Mlliyet Milliyet Blog Milliyet Blog
 
Facebook Connect
Blog Kategorileri
 

03 Nisan '08

 
Kategori
Futbol
 

Bir destanın hikayesi!

Bir destanın hikayesi!
 

Fenerbahçenin tarih yazdığını bir kez daha görmek beni çok sevindirdi. Maçı stadyumda izleme konusunda pek umudum yoktu ancak son anda bulduğum bir biletle Fenerbahçe-Chelsea maçını, Fenerbahçe stadından izleme şansını yakaladım…

Müthiş bir atmosfer vardı maçtan önce. Harika bir hava yarattı Fenerbahçe taraftarı ve bunun Chelsea oyuncuları üzerindeki etkisi görülmeye değerdi…

Gruptaki Inter maçı ve Galatasaray derbisini de stadyumda izledim.
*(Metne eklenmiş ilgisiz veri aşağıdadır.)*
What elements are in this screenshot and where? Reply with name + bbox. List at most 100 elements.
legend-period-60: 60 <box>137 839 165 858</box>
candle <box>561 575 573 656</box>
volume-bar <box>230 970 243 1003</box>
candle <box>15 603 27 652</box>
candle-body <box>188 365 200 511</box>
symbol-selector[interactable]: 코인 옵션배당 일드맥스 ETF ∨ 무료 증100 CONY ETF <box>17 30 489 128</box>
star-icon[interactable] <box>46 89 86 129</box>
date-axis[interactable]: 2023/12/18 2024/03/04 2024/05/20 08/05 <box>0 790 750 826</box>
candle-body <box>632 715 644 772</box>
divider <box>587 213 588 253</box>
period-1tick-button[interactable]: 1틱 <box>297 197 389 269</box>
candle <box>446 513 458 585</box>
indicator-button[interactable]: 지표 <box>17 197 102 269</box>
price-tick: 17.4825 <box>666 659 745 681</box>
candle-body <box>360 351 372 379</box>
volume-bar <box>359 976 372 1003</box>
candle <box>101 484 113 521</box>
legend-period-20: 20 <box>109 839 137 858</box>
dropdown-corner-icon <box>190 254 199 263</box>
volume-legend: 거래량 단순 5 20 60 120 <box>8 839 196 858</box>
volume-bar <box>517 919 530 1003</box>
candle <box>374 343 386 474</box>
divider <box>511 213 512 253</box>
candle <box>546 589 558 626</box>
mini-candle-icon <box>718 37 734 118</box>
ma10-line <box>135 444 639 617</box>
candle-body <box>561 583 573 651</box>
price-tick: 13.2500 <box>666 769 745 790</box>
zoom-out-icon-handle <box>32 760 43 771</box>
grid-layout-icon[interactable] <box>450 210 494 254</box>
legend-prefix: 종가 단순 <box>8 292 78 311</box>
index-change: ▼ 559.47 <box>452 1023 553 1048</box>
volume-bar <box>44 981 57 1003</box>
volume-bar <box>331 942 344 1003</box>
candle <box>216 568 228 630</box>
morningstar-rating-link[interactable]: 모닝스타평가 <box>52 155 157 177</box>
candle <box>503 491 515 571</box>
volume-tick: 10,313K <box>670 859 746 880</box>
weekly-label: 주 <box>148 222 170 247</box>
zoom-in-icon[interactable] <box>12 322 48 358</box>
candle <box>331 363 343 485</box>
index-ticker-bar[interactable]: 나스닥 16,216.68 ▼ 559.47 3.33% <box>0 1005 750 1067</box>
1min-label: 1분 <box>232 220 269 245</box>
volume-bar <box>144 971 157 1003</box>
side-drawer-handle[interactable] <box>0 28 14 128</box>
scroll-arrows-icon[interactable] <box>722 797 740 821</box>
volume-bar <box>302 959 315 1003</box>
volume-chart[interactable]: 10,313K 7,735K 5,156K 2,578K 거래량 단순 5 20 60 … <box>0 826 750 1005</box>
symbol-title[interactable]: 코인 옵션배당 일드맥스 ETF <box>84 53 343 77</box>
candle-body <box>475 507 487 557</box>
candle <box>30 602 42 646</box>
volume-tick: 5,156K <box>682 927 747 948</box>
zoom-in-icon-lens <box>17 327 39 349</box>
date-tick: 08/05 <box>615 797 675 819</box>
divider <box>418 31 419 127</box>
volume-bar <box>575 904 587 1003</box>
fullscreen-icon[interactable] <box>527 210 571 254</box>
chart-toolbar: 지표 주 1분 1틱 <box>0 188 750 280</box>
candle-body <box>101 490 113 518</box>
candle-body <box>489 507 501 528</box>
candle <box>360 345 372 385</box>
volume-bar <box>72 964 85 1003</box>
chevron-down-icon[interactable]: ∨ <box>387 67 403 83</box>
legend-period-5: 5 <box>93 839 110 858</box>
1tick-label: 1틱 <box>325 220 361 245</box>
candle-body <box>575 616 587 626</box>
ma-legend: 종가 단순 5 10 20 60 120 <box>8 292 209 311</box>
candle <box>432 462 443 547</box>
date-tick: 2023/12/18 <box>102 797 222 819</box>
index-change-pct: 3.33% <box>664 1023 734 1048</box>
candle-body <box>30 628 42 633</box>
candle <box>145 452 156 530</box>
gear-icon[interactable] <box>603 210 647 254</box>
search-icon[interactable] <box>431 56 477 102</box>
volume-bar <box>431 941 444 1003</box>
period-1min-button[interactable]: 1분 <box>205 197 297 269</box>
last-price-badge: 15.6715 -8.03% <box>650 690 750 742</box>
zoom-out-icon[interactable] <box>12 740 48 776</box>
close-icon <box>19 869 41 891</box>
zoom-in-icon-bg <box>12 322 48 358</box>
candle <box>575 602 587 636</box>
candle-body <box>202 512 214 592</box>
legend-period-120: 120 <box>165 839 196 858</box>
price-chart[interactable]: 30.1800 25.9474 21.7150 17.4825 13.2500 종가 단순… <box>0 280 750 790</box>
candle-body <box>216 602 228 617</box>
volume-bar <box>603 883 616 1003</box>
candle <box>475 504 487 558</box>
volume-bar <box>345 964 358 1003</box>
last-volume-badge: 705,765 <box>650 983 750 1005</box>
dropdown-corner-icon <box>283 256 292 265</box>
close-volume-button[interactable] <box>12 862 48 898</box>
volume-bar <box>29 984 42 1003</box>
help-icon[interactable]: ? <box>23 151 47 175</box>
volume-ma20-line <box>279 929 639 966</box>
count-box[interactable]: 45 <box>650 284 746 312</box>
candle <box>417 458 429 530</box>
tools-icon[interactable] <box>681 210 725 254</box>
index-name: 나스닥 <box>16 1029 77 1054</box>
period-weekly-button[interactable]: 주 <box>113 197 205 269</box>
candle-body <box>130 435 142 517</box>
Sanki Galatasaray derbisindeki atmosfer biraz daha çılgıncaydı gibime geliyor…

Bugünkü maçtan önce yapılan pankart şovlar ise mükemmeldi…

Fenerbahçe Gökhan Gönül’ün sarı kart cezalısı olması sebebiyle maça Önder ile başladı. Bunun dışında sistem aynı sistemdi. Yine ilerde Kezman ve her takıma karşı aynı taktik ve aynı strateji… İlk yarıda çok kötü ve tutuk bir futbol izledik. Chelsea özellikle Uğur Boral’ın oynadığı kanattan çok geldi. Bu noktada Drogba’nın her topla buluşması tehlike yarattı.

Ancak gol sağ kanadımızdan gelen bir topun Deivid’e çarpması ile oldu. O noktada Önder’den ziyade onun önünde oynayan Deivid’in pek geri dönemediğini gözlemledim. Boş bıraktığı alanı doldurayım derken de golü kendi kalesine attı. Dakikalar 13’ü gösteriyordu. O golden sonra Chelsea takımının bir kaç tehlikeli pozisyonu daha oldu.Essien’in direkte patlayan topu ve Drogba ile Ballack’ın Volkan ile karşı karşıya kaldığı pozisyonlar maçın kırılma anlarıydı belki de…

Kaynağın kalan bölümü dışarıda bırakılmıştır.